On Easter Monday, 9th April 1917, Tommy took part in the Battle of Arras. The major British assault of the first day was directly east of Arras, with the 12th Division attacking Observation Ridge, north of the Arras—Cambrai road. After reaching this objective, they were to push on towards Feuchy, as well as the second and third lines of German trenches. At the same time, elements of th3 3rd Division began an assault south of the road, with the taking of Devil's Wood Tilloy-les--Mofflaines and the Bois des Boeufs as their initial objectives.
The ultimate objective of these assaults was the Monchyriegel
, a trench running between Wancourt and Feuchy, and an important component of the German defences.
The day started with a preliminary bombardment of shells at 5.30 a.m. These were some of the 2,689,000 shells fired. When the time came to go over the top, it was snowing heavily. Allied troops advancing across no man's land were hindered by large drifts. It was still dark and visibility on the battlefield was very poor.
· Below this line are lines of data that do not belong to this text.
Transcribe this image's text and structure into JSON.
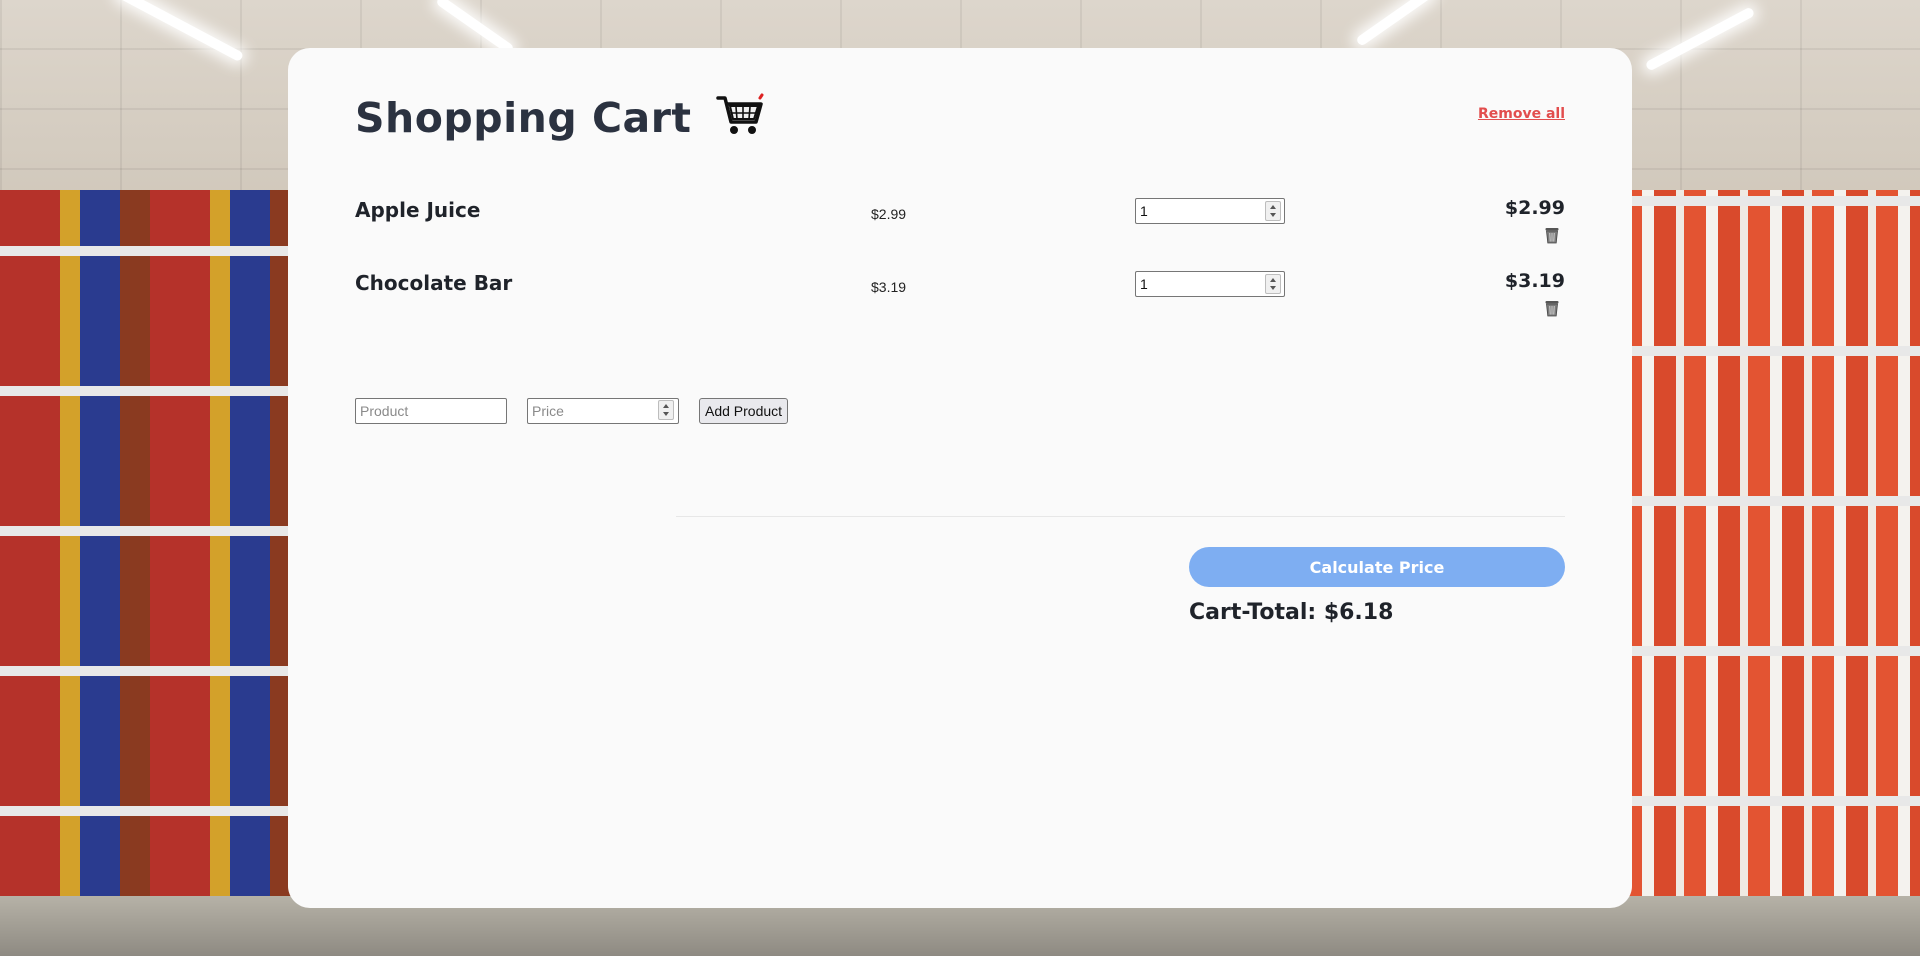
{
  "header": {
    "title": "Shopping Cart",
    "remove_all_label": "Remove all"
  },
  "items": [
    {
      "name": "Apple Juice",
      "unit_price": "$2.99",
      "quantity": "1",
      "total": "$2.99"
    },
    {
      "name": "Chocolate Bar",
      "unit_price": "$3.19",
      "quantity": "1",
      "total": "$3.19"
    }
  ],
  "add_form": {
    "product_placeholder": "Product",
    "price_placeholder": "Price",
    "add_button_label": "Add Product"
  },
  "summary": {
    "calculate_label": "Calculate Price",
    "cart_total": "Cart-Total: $6.18"
  },
  "colors": {
    "accent_button": "#7eaef2",
    "danger_link": "#e24d4d",
    "title_text": "#2b3240"
  },
  "icons": {
    "title_icon": "shopping-cart-icon",
    "row_action_icon": "trash-icon"
  }
}
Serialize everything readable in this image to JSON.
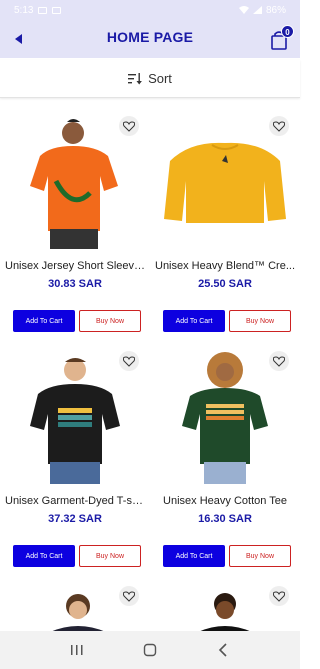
{
  "status": {
    "time": "5:13",
    "battery": "86%"
  },
  "header": {
    "title": "HOME PAGE",
    "cart_count": "0"
  },
  "sort": {
    "label": "Sort"
  },
  "colors": {
    "accent": "#1a1aa6",
    "buy_red": "#cc2222",
    "cart_blue": "#0d00e0"
  },
  "products": [
    {
      "name": "Unisex Jersey Short Sleeve ...",
      "price": "30.83 SAR",
      "add_label": "Add To Cart",
      "buy_label": "Buy Now",
      "image": "orange-tshirt-man"
    },
    {
      "name": "Unisex Heavy Blend™ Cre...",
      "price": "25.50 SAR",
      "add_label": "Add To Cart",
      "buy_label": "Buy Now",
      "image": "yellow-sweatshirt"
    },
    {
      "name": "Unisex Garment-Dyed T-sh...",
      "price": "37.32 SAR",
      "add_label": "Add To Cart",
      "buy_label": "Buy Now",
      "image": "black-tshirt-man"
    },
    {
      "name": "Unisex Heavy Cotton Tee",
      "price": "16.30 SAR",
      "add_label": "Add To Cart",
      "buy_label": "Buy Now",
      "image": "green-tshirt-woman"
    },
    {
      "name": "",
      "price": "",
      "image": "partial-person"
    },
    {
      "name": "",
      "price": "",
      "image": "partial-person"
    }
  ]
}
A westerly wind was at the Allied soldiers' backs blowing a squall of sleet and snow into the faces of the Germans.
The combination of the unusual bombardment and poor visibility meant many German troops were caught unawares and taken prisoner, still half-dressed, clambering out of the deep dug-outs of the first two lines of trenches.
Others were captured without their boots, trying to escape but stuck in the knee-deep mud of the communication trenches.
At some point during this day Thomas Richardson was killed. He was twenty one years old.
He is buried near Feuchy in the Pas de Calais.